For this assignment, no method is allowed to change the value of any variable, once that variable has been given a value.


Suggestions

  1. Create a directory to hold assignment 2. Copy your hailstone.java file from assignment 1 to the assignment 2 directory. Edit the comments at the top of the program to say that this is assignment 2.

    You should be able to keep the same contracts, next method and main method from assignment 1.


  2. Modify the other methods so that they use recursion instead of loops. Modify them one at at time, and test each one after modifying it. Do not try to modify them all then test them all together. The remaining items give some hints.


  3. Modify the method that prints the entire sequence. Include a special case for n = 1. When n > 1, the sequence that starts at n contains n followed by the sequence that starts at next(n).


  4. Suppose that you want to find the length of the hailstone sequence starting at 7. If you ask for the length of the hailstone sequence starting at 22 (result: 16), how would you determine the length of the sequence starting at 7?

    Handle the length of the sequence starting at 1 as a special case. Use an if-statement to decide whether this is the special case of 1 or not.

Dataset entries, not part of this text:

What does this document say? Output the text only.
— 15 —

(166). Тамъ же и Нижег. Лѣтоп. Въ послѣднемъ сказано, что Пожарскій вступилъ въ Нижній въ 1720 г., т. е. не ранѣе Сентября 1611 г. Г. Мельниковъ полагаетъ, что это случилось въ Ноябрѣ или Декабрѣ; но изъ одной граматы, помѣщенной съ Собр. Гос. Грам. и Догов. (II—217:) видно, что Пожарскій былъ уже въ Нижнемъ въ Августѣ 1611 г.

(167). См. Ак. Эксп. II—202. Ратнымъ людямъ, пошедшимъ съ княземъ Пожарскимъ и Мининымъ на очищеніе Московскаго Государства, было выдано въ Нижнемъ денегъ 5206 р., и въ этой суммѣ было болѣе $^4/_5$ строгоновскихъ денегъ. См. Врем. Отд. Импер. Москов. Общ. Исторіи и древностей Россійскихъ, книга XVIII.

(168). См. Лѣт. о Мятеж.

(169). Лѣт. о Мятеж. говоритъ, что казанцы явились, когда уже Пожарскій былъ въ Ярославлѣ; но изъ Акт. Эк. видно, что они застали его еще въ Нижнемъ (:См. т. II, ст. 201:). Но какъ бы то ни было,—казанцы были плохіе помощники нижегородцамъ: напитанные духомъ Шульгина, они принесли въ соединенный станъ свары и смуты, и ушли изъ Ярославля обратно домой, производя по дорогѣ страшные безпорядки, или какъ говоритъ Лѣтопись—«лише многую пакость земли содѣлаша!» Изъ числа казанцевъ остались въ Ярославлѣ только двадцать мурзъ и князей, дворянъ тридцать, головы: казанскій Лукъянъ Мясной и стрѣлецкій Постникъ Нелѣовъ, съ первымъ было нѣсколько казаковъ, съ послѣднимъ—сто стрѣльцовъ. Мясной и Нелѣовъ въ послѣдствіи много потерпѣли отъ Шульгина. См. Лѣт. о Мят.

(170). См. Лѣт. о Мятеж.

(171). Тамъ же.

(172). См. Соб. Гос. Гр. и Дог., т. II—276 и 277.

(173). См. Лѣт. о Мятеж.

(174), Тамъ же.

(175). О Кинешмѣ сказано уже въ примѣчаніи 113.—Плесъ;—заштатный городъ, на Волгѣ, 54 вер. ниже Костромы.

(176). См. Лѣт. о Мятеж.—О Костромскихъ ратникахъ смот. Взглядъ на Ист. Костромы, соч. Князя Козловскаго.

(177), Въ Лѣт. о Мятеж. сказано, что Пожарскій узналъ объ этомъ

  5. Suppose that you want to know the largest number in the sequence starting at 7. Ask for the largest number in the sequence starting at 22. (The answer is 52). The largest number is clearly the larger of 7 and 52, since 7 is the only number that was not already taken into account. As another example, suppose that you want to know the largest number in the sequence starting at 52. Ask for the largest number in the sequence starting at 26. The answer is 40. What you want is the larger of 52 and 40, clearly 52.

    Important Note. In terms of efficiency, recursion acts as an amplifier. Algorithm designers use it because, if they think of a clever idea and they use it in a recursive definition, recursion amplifies it into a very efficient algorithm. But recursion also amplifies bad ideas. If you do something in a slopply way in a recursive method, recursion can amplify it and make a very slow algorithm. In particular, if you do the same recursive call twice, which is a waste of time, recursion will be very slow. Try your program on input 31. Does it respond quickly, or is it really slow? Try it on a large number.


  6. To compute the starting value of the longest sequence starting at a number from 1 to n, you will find yourself recomputing length(k) for the same value k repeatedly. Don't worry about that. Later on we will see how that could be avoided.


  7. Read the Nonfunctional requirements of assignment 1. Also remember not to change the value of any variable, once it has a value.


Submitting your work

You must submit your program using the following method. Email submissions will not be accepted. An excuse that you do not know how to use Linux will not be accepted.

To turn in your work, log into the Linux system, change your directory for the one for assignment 2, and use the following command.

  ~abrahamsonk/3200/bin/submit 2 hailstone.java
After submitting, you should receive confirmation that the submission was successful. If you do not receive confirmation, assume that the submission did not work.

Command

  ~abrahamsonk/3200/bin/submit 2
will show you what you have submitted for assignment 2.

You can do repeated submissions. New submissions will replace old ones.

Late submissions

Late submissions will be accepted for one day after the due date. If you miss a late submission deadline by a microsecond, your work will not be accepted.